Despite its sub-quality food-status, this type of candy has a certain retro-kitsch and sentimental value. Some years back during the IMF crisis (the late-90s Asian economic crisis period), some food companies re-released old ramen (noodle soup) brands and other packaged foods in their old 60s or 70s packaging. Their strategy was to link these products with the "tightening waistbelt" sentiment that was popular during those economically troubled times, and increase their appeal.

So this sub-quality candy appeals to the nostalgia of certain generations of Koreans. Ones who know and sentimentalise "sub-quality" MSG-full ramen and sub-quality candy, because simpler tastes and flavours recall a simpler time, before the hectic pace of globalization and westernization that have engulfed Korean society. Subquality candy doesn't quite have the sophisticated ring of Proust's "madeleine" (involuntary memory) effect, but often I hear and share this wistfulness in the childhood memories of Koreans my age and older.

They describe these simple, plain candies and snacks bought from the pushcart vendors and the simple games they played until at last the playgrounds would grow dim and ring with the voices of their mothers calling them home. They tsk-tsk at Korean kids today subsisting on burgers and online games, with their days spent being shuttled from one organized after-school activity to another.

Lotus land, reimagined

Observing Mr. Kim and his wares makes me realize that there is a critical mass of Koreans here in lotus land, enough to support a nostalgia-based trade with cultural markers unfamiliar to Canadians.

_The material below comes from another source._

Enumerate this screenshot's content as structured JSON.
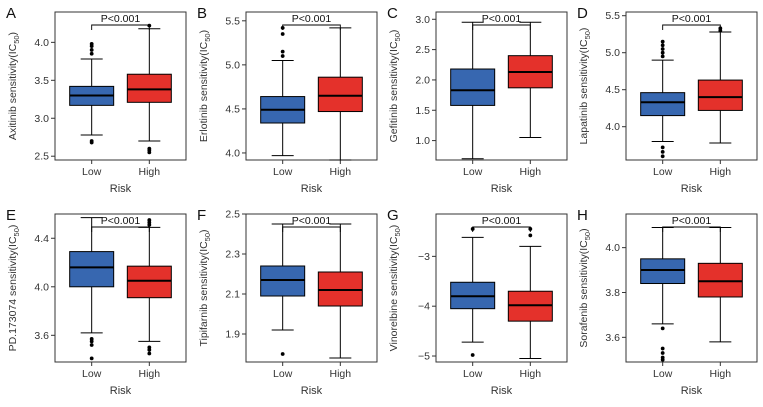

A similar realization hit me when I saw the first izakayas (Japanese-western fusion bars/restaurants) muscle into the Vancouver Asian eatery scene, then populated by teriyaki and sushi joints. It means that there is enough cultural traffic between both sides of the Pacific to trade new products and experiences that may not fit the older expressions of North American Asian cultural production and consumption. Simply put, it shows that karaoke, all-you-can-eat-sushi and Mongolian grills no longer represent all the possibilities of this cultural trade.

Hanging around Mr. Kim's open suitcase that evening was a young Taiwanese family, partaking, I suppose, in a larger, evolving pan-Asian experience. Mr. Kim's candy offers a small example of how cultural products migrate among different societies, some to meet a need for cultural preservation, and others to undergo a certain reinterpretation, reinvigoration -- something that academics call transnational fertilization.

But as always, I'm getting ahead of myself. Let's see if Mr. Kim gets his license. And please, don't sniff the glue.